Dari kedua pasal tersebut dapat disimpulkan sebagai berikut:
a. para pihak yang bersengketa berhak menyelesaikan sengketa mereka melalui juru pisah atau arbitrase;
b. juru pisah atau arbitrase diberi kewenangan hukum untuk menjatuhkan putusan atas perselisihan (sengketa) yang timbul; dan
c. arbiter dan para pihak memiliki kewajiban untuk menggunakan ketentuan pengadilan bagi golongan Eropa.
Pasal 377 HIR dan 705 RBg memberi peluang bagi para pihak membawa sengketa mereka di luar pengadilan untuk diselesaikan. Mengingat HIR dan RBg tidak mengatur arbitrase lebih jauh lagi, Pasal 377 HIR dan 705 RBg menunjuk ketentuan-ketentuan dalam Rv yang berlaku bagi golongan Eropa dengan tujuan untuk menghindari rechts vacuum (kekosongan hukum). Peraturan pengadilan yang berlaku bagi orang Eropa sebagaimana dimaksud dalam pasal-pasal tersebut adalah semua ketentuan acara perdata yang diatur dalam Rv, yaitu dalam Buku Ketiga Bab I (dari Pasal 615 s.d. Pasal 651).

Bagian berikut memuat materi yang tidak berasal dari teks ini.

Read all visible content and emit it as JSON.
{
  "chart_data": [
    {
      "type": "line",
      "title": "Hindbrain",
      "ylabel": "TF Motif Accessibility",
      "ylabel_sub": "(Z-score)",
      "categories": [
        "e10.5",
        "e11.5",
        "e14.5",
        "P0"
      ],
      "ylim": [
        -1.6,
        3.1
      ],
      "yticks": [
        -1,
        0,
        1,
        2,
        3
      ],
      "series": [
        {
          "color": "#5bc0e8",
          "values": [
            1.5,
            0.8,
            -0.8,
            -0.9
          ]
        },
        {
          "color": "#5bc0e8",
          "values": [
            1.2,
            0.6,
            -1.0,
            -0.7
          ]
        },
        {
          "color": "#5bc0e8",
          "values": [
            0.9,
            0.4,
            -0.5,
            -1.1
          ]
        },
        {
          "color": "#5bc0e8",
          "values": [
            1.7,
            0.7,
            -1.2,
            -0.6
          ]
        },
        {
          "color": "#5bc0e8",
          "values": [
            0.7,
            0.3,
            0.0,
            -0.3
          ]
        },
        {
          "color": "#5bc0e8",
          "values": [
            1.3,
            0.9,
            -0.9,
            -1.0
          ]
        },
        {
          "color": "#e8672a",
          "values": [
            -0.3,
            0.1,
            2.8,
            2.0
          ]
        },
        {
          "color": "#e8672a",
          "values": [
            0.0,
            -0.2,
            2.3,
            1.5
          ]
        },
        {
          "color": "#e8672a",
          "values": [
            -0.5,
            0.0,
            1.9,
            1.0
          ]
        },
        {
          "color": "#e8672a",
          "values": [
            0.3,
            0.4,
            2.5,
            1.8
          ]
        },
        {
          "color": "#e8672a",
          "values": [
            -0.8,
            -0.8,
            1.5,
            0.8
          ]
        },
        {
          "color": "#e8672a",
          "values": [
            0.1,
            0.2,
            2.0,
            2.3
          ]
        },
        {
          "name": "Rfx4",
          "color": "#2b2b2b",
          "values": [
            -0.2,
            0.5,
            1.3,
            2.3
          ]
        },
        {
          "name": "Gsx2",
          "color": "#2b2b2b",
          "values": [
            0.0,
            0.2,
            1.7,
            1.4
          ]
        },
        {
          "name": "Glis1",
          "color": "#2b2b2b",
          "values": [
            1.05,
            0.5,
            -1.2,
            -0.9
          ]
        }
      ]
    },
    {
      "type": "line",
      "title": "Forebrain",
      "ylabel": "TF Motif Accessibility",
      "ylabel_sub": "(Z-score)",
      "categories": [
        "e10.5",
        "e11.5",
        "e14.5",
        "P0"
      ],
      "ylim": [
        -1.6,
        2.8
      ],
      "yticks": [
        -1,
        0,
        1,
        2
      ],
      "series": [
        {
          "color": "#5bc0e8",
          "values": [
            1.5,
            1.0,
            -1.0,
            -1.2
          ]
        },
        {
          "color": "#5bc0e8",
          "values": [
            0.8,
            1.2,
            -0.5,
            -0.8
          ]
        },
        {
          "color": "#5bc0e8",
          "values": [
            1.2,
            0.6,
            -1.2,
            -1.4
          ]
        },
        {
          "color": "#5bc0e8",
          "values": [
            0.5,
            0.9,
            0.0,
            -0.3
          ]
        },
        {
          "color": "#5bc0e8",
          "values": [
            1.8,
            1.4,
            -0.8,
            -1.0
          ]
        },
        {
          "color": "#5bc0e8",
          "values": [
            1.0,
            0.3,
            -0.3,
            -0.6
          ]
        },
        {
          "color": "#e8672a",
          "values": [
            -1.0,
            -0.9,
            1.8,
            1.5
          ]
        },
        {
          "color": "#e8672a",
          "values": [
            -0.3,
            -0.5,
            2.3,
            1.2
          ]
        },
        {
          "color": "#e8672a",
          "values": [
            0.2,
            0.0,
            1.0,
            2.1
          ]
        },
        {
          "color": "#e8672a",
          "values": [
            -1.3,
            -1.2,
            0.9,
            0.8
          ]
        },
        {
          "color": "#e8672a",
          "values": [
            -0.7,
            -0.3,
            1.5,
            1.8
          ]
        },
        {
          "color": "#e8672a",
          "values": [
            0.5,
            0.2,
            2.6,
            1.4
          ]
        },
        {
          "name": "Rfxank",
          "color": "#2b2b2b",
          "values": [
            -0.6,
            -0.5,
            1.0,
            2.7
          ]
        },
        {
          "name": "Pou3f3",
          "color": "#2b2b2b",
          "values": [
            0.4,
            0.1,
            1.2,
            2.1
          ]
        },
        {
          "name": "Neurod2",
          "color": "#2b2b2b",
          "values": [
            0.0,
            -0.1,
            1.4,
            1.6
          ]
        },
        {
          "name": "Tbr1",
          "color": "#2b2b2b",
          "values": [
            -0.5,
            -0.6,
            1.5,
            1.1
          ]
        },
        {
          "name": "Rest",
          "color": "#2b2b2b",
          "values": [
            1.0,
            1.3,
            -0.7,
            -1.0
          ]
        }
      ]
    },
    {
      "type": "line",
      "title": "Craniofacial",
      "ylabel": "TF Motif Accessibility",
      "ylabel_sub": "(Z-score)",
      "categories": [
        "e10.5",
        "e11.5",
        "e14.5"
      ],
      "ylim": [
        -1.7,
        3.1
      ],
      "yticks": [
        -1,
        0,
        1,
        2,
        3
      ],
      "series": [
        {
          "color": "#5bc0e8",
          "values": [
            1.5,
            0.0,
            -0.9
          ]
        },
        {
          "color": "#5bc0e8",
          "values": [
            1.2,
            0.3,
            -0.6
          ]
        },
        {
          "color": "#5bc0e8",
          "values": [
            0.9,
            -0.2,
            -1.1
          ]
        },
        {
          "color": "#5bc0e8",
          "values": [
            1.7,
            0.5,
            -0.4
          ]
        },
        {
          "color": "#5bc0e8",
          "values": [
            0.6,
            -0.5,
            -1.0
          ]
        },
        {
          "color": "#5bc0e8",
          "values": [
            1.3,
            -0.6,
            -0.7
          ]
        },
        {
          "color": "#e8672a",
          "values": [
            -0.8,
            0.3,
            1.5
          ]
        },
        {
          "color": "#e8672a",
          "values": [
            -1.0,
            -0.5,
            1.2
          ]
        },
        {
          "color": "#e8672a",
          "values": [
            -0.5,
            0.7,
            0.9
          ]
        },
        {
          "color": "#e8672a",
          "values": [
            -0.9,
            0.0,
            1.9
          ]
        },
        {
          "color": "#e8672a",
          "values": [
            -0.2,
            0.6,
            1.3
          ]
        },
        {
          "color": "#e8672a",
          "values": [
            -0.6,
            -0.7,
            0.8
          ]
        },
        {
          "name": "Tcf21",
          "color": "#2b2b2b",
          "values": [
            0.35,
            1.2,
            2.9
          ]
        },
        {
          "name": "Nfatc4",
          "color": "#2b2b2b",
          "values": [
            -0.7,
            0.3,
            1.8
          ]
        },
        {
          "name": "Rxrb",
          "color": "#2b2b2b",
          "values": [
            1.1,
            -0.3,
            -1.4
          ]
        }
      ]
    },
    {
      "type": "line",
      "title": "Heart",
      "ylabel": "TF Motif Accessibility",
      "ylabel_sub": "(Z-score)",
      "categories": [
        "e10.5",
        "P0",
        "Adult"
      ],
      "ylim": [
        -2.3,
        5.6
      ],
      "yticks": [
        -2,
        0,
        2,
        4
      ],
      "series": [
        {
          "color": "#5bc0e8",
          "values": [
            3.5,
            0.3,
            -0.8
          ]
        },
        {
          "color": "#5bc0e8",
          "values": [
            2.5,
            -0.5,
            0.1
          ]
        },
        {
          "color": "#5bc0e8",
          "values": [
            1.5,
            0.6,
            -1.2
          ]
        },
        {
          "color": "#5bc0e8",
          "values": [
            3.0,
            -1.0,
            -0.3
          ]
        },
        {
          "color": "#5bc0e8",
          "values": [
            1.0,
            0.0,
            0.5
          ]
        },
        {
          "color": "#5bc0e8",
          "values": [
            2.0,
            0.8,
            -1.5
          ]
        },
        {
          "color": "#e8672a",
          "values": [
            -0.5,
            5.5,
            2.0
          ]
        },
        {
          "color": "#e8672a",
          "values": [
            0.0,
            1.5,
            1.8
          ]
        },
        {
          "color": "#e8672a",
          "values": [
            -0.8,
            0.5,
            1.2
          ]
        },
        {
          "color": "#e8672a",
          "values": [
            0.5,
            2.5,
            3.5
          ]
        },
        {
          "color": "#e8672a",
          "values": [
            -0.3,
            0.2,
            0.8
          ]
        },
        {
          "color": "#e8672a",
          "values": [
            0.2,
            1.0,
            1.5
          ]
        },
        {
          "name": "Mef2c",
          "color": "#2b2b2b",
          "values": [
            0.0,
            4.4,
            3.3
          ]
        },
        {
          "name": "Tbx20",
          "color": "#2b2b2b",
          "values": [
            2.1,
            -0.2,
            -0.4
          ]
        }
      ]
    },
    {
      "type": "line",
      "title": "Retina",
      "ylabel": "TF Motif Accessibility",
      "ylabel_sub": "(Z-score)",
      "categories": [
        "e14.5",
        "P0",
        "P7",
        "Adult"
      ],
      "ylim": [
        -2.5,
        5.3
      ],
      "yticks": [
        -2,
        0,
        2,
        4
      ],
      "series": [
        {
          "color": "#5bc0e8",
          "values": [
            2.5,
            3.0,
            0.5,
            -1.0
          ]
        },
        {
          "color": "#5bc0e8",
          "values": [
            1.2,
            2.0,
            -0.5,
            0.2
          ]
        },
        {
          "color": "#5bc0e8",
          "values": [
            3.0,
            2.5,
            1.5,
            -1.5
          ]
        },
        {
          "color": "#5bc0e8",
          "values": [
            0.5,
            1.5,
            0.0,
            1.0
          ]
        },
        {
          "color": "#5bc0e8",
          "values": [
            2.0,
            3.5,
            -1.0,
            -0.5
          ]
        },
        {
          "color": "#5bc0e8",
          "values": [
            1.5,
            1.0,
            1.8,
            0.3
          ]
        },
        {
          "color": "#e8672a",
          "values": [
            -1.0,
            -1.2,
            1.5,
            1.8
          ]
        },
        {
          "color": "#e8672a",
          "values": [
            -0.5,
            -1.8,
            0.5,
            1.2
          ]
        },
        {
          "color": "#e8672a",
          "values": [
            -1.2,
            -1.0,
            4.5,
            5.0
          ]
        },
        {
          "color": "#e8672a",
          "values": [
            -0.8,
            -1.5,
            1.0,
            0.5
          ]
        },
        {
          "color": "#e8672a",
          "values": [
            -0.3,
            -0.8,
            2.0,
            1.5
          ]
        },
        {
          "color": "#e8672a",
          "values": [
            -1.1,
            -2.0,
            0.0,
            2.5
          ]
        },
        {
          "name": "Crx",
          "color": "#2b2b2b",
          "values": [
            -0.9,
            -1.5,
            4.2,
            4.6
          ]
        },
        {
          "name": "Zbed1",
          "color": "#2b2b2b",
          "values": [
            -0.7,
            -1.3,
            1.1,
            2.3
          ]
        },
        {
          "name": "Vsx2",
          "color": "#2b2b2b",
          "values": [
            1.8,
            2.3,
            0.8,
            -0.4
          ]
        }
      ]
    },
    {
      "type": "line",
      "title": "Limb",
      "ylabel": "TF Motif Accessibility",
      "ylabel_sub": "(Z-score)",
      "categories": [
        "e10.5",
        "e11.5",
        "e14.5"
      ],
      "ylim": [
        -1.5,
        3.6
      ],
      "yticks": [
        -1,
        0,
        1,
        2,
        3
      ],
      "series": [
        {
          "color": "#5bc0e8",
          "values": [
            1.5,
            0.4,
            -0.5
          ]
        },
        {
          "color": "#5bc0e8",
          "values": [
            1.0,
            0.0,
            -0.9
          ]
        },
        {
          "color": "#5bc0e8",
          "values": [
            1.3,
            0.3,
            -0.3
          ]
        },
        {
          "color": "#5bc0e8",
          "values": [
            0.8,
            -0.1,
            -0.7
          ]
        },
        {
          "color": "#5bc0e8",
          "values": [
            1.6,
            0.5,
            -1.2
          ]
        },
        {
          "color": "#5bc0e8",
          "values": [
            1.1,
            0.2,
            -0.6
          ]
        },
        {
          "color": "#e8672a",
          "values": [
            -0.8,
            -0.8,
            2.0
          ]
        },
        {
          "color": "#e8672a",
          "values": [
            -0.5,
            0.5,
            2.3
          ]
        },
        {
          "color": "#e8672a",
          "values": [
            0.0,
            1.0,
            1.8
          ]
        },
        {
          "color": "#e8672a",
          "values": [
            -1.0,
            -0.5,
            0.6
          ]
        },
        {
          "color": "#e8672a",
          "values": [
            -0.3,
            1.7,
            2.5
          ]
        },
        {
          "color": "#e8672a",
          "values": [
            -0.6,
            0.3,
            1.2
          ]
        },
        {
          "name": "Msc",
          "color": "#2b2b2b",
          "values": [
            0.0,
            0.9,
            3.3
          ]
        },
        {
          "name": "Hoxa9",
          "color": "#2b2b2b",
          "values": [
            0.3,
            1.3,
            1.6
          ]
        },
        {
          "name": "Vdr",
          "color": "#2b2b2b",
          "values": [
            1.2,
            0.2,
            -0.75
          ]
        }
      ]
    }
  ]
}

Ketentuan Pasal 615 s.d. Pasal 651 Rv mengatur hal-hal sebagai berikut:
1. Pasal 615 s.d. 623 Rv: Perjanjian arbitrase dan pengangkatan para arbiter.
2. Pasal 624 s.d. 630 Rv: Pemeriksaan di muka arbitrase.
3. Pasal 631 s.d. 640 Rv: Putusan arbitrase.
4. Pasal 641 s.d. 647 Rv: Upaya-upaya atas putusan arbitrase.
5. Pasal 648 s.d. 651 Rv: Berakhirnya acara arbitrase.
Mengingat pesatnya perkembangan dunia usaha dan lalu lintas perdagangan nasional dan internasional serta perkembangan hukum pada umumnya, ketentuan-ketentuan yang terdapat dalam Rv sebagai pedoman arbitrase dinilai sudah tidak sesuai lagi. Misalnya, dalam Rv tidak diatur tentang pengakuan dan pelaksanaan putusan arbitrase asing yang saat ini telah menjadi kebutuhan ”sehari-hari” dalam kegiatan bisnis internasional.
Masalah-masalah lain yang dinilai tidak sesuai lagi dalam Rv contohnya adalah perjanjian arbitrase tidak harus tertulis (Pasal 615 ayat 3), diizinkannya banding ke Mahkamah Agung atas putusan arbitrase (Pasal 641 ayat 1), larangan bagi wanita untuk menjadi arbiter (Pasal 617 ayat 2), dan lain-lain. Semua itu bertentangan dengan kecenderungan dalam perkembangan hukum modern saat ini. Dengan demikian, perubahan yang bersifat filosofis dan substantif merupakan suatu conditio sine qua non.